NFV Business Case: DNS Study.

“Moving DNS to the Cloud”–30 mins.

My previous post, NFV Business Case Digest, shares a variety of sources commenting on what it takes to deliver the business case for NFV (Network Functions Virtualization).  I am now focusing on findings recently presented by Alcatel-Lucent’s CloudBand Consulting Practice and Ecosystem Program.

This 30 minute video features Joaquin De La Vega Gonzalez-Sicilia and Valery Noto‘s introduction and recap, which can be viewed on the corporate YouTube channel.  Here is the link to the project’s whitepaper: “Business Case for Moving DNS to the Cloud.”
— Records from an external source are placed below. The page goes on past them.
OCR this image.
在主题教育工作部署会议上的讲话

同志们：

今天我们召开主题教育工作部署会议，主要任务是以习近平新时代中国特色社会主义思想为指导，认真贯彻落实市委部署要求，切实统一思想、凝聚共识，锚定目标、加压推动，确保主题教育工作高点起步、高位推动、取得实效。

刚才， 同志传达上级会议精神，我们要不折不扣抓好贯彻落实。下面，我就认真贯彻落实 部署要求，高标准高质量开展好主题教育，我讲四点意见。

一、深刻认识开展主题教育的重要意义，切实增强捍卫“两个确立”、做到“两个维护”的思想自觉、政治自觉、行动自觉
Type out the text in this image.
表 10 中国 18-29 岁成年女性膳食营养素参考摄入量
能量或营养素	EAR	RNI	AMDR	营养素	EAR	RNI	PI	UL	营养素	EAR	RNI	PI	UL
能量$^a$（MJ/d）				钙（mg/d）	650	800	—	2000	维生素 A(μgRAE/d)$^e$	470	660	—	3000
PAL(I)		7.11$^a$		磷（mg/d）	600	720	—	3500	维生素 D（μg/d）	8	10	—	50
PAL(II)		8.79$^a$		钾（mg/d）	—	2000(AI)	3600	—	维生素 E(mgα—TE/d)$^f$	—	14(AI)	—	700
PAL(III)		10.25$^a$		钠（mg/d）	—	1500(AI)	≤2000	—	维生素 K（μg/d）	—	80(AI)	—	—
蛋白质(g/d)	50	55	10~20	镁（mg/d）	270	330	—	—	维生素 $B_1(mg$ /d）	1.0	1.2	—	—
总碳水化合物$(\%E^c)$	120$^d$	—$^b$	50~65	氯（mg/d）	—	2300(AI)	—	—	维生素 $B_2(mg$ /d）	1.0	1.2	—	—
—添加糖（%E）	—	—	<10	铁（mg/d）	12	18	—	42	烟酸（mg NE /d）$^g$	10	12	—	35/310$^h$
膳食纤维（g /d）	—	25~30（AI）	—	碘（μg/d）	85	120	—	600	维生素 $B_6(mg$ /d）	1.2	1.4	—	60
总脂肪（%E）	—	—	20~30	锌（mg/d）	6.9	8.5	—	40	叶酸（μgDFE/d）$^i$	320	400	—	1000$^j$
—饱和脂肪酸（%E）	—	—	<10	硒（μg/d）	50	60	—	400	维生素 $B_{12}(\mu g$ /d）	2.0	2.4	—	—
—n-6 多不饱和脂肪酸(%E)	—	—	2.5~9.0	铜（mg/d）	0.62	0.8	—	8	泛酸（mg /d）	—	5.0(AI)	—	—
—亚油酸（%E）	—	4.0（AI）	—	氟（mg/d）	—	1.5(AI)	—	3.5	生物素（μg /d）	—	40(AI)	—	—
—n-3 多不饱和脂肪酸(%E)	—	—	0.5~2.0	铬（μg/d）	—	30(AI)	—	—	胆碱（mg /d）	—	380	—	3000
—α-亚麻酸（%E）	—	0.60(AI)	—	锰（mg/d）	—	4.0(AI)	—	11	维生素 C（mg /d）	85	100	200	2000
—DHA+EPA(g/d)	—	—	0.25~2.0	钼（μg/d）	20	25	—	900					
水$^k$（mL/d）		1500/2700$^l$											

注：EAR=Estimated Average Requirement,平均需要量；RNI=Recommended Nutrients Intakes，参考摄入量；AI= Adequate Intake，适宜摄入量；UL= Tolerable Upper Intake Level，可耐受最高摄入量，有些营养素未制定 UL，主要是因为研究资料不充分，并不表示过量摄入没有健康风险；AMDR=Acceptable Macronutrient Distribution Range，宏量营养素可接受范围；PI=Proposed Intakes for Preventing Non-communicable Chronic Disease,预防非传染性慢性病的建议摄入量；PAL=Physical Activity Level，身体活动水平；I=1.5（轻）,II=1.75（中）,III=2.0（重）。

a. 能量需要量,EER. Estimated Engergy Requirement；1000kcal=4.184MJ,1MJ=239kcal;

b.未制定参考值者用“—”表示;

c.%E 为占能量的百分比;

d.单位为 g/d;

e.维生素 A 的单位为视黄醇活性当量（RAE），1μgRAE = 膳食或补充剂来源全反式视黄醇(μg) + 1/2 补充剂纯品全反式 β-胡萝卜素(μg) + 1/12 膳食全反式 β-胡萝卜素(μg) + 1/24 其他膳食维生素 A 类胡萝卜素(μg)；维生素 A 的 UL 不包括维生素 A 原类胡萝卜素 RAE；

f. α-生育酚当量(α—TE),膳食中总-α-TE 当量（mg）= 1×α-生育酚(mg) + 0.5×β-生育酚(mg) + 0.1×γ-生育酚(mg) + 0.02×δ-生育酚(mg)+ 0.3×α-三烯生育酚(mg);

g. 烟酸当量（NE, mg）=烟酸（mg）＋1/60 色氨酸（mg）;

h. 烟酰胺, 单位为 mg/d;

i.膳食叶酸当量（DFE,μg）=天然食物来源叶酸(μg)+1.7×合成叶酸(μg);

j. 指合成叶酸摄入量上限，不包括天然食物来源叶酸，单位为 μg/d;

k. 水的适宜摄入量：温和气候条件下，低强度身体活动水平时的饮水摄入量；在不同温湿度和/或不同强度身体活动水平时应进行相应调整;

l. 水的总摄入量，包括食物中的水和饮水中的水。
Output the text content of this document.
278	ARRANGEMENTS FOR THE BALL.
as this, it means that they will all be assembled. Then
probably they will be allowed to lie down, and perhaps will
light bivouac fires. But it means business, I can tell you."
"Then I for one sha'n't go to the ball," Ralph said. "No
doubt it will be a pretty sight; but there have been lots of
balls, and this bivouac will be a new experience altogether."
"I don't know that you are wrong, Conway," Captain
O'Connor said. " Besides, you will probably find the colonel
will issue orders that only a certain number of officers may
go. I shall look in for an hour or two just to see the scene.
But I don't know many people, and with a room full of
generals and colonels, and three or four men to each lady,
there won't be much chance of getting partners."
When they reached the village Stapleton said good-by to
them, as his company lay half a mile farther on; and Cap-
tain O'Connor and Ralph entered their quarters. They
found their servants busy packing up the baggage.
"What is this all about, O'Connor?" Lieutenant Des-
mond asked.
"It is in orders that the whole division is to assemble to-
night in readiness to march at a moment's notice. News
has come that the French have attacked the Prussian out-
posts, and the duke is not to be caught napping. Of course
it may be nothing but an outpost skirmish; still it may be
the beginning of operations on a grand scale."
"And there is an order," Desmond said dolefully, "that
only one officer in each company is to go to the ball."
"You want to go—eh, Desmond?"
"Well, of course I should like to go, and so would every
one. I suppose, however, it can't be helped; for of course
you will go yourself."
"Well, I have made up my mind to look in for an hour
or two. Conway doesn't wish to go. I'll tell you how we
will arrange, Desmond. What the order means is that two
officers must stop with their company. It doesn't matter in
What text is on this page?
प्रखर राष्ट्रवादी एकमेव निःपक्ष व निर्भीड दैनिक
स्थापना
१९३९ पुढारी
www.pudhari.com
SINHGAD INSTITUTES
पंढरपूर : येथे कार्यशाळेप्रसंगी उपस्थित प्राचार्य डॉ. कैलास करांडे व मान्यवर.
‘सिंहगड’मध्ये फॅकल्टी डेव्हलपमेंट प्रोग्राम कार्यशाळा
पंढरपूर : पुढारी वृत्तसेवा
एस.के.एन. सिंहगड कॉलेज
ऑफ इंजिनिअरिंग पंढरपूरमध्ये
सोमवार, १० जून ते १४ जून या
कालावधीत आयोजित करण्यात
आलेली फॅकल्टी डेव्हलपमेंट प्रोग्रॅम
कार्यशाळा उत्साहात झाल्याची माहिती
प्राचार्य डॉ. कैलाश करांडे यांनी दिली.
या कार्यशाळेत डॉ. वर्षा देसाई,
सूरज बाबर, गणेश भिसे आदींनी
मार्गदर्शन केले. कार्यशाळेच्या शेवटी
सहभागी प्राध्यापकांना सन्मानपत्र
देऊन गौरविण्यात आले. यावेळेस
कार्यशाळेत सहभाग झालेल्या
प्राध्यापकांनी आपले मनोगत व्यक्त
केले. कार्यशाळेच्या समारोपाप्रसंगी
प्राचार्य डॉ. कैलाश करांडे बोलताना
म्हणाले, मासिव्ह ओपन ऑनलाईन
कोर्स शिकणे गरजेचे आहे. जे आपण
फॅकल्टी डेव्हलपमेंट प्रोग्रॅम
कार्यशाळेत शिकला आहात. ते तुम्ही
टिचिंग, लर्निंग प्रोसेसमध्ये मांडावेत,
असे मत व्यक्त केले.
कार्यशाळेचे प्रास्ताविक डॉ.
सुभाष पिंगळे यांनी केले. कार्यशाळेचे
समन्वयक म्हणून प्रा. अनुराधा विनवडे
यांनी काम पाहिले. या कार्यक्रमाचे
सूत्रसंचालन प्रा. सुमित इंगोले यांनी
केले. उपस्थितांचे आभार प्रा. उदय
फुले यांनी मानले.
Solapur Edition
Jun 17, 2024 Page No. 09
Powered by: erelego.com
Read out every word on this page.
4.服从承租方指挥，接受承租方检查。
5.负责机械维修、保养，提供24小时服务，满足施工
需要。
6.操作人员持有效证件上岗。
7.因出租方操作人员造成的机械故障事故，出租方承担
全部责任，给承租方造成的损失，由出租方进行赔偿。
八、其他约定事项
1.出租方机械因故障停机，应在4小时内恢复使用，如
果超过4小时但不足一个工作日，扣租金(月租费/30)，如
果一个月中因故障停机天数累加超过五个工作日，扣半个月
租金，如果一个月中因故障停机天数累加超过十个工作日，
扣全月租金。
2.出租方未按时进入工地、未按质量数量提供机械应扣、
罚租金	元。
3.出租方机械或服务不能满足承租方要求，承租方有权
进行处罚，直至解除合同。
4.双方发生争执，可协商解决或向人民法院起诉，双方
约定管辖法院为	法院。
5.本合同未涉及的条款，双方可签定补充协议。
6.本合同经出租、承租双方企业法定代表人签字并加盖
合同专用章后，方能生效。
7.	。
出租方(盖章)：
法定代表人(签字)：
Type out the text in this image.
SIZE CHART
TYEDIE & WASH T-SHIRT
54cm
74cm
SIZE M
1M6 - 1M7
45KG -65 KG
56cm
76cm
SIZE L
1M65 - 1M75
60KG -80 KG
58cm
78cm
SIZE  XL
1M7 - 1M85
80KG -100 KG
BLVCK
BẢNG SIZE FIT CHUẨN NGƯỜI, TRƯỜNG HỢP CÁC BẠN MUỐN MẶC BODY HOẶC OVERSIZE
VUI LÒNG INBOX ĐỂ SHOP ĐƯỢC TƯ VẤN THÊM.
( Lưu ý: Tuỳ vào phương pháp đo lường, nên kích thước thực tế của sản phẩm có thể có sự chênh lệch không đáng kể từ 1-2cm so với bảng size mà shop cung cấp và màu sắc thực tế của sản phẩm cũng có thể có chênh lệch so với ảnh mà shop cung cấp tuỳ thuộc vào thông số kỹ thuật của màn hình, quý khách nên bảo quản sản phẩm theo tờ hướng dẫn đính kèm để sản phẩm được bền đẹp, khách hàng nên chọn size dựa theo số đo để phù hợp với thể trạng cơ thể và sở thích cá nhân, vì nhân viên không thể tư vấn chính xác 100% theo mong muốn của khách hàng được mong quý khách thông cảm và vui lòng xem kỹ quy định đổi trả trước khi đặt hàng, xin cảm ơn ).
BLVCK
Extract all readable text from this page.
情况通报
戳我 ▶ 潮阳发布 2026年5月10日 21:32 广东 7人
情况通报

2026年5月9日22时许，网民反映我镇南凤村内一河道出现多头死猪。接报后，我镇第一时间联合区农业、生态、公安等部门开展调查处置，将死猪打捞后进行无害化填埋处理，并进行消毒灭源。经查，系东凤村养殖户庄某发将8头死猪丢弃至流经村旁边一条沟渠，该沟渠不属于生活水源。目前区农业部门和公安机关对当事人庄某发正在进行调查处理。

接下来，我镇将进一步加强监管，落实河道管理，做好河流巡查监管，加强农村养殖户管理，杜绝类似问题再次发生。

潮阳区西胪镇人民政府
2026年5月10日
I checked out the “transcript” feature on YouTube, but quite a bit of the stuff appears to be garbled.  So, I’m volunteering a transcript (below) though not a 100% verbatim and I’m adding a bit of color commentary here and there.  These charts also show a more recent presentation version. I will be referring to this post in my incoming presentation at Software Telco Congress on Tuesday.     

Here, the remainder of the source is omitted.